Recientemente, la Schools Insurance Authority de California encargó una auditoría sobre el impacto potencial de otra ley también en tramitación, que haría mucho más fácil demandar a las escuelas públicas por abuso infantil. La auditoría tomó como referencia una estimación del Departamento de Justicia de los Estados Unidos de 2017, según la cual el 10-12 % de los niños de las escuelas públicas sufren acoso sexual por parte de un empleado en algún momento entre el jardín de infancia y el 12 grado, y calculó que, a los efectos de la ley, las pérdidas que esas reclamaciones supondrían para el sistema californiano podrían ascender de 813 millones de dólares en los últimos 12 años hasta 3,7 miles de millones de dólares. Aparte de la asombrosa cantidad de dólares, detengámonos un momento y pensemos que el 10-12 % de todos los estudiantes de las escuelas públicas sufre acoso o abuso sexual. El año pasado hubo 55,6 millones de jóvenes en las escuelas públicas elementales y secundarias de América, lo que significa que entre 5,6 y 6,7 millones de niños serán víctimas de abusos en algún momento. Comparemos este dato con el hecho de que hoy, tras las mediadas anti-abuso adoptadas por la Iglesia americana en las últimas décadas, y según el respetado Centro de Investigación Aplicada en el Apostolado de la Universidad de Georgetown, la media nacional de acusaciones de abuso sexual infantil por sacerdotes católicos tramitadas cada año es de alrededor de siete. Un caso ya es demasiado, la yuxtaposición entre las dos cifras es llamativa en todo caso.

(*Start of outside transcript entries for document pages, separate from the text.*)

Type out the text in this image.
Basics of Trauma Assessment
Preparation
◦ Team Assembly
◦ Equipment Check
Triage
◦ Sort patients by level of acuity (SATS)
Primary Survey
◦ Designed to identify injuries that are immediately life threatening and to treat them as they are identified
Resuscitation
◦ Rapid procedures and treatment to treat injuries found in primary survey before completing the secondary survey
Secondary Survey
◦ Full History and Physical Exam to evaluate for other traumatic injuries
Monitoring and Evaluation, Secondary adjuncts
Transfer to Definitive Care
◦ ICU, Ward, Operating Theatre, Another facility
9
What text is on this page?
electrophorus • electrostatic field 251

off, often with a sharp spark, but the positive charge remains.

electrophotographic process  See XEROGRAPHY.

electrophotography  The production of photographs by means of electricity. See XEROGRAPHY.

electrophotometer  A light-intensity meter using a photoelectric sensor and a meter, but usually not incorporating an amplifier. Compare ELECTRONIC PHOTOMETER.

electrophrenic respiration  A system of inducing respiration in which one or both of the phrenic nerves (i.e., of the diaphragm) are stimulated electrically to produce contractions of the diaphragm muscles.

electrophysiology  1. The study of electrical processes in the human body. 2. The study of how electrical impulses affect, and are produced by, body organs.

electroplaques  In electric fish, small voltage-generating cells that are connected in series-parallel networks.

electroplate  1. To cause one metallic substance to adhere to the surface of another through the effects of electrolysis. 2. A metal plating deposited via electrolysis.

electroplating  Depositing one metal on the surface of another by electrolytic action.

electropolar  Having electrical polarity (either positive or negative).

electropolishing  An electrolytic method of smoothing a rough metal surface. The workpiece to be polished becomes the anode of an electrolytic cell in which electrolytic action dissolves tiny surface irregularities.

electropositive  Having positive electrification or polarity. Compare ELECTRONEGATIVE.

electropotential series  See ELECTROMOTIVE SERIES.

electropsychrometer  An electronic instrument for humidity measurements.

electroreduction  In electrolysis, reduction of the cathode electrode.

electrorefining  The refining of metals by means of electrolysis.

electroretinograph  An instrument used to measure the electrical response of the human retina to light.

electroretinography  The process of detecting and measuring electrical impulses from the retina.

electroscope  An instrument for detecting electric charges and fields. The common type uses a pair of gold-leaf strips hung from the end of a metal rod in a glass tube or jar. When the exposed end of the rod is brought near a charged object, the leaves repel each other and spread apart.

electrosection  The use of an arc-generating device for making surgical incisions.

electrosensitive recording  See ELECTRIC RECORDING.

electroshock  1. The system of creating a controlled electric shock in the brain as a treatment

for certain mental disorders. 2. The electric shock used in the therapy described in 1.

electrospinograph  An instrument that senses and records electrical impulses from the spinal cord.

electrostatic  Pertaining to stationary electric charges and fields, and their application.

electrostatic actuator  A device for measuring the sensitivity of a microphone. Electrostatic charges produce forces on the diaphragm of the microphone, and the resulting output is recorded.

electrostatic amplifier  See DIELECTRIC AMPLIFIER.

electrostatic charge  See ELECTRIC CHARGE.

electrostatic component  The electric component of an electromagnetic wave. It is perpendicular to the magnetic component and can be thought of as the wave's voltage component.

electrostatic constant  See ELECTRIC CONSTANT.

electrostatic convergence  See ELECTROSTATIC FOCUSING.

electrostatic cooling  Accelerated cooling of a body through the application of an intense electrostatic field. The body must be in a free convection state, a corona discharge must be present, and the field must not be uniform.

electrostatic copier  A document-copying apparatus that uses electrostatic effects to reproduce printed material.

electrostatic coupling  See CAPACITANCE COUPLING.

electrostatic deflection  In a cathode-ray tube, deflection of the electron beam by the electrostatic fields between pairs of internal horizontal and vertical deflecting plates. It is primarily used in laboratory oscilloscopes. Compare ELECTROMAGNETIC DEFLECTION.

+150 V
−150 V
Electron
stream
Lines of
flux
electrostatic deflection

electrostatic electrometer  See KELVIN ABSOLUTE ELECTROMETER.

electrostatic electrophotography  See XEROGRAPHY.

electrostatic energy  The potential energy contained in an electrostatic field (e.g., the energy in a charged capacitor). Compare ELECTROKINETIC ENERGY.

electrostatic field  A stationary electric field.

La cuestión inevitable es si abrir una batalla pelea sobre la confesión es, de verdad, el mejor uso de los recursos públicos a fin de mantener seguros a los niños.
Quizá el aspecto más determinante, no obstante, sea el que sugiere el comentario de Messori: el sacramento de la confesión no es una triquiñuela para esconder el abuso, sino un instrumento único que la Iglesia tiene para prevenirlo y detenerlo.
Lo cierto es que la mayoría de los “depredadores” no se acumulan en los confesionarios para hablar sobre ello. Son maestros de la compartimentalización, y con frecuencia ni siquiera piensan estar haciendo algo malo. Eliminar el secreto, incluso en el caso de que los sacerdotes cumplieran la ley -y sospecho que la mayoría preferiría ir a la cárcel-, difícilmente generaría una avalancha de nuevas informaciones. Sin embargo, en el raro supuesto de que un depredador se presentase a confesarse, se trataría de una preciosa oportunidad de hacer ver a esa persona que es necesario que se detenga; y, posiblemente, de rechazar la absolución si el depredador no puede o no quiere hacerlo. Es una oportunidad que tiene el sacerdote de asomarse al interior de la conciencia de esa persona, intentado avivar las llamas de cualquier rescoldo de arrepentimiento y culpa que ardan en su interior.
Prescindir del secreto de la confesión, por tanto, no promovería la seguridad, sino que la dañaría. Es difícil ver cómo un ardid publicitario como SB 2360, por mucho que la Iglesia no pueda reprocharse sino así misma, pudiera justificar tal resultado, suponiendo que su objetivo no sea solamente conseguir titulares y votos, sino luchar contra los abusos.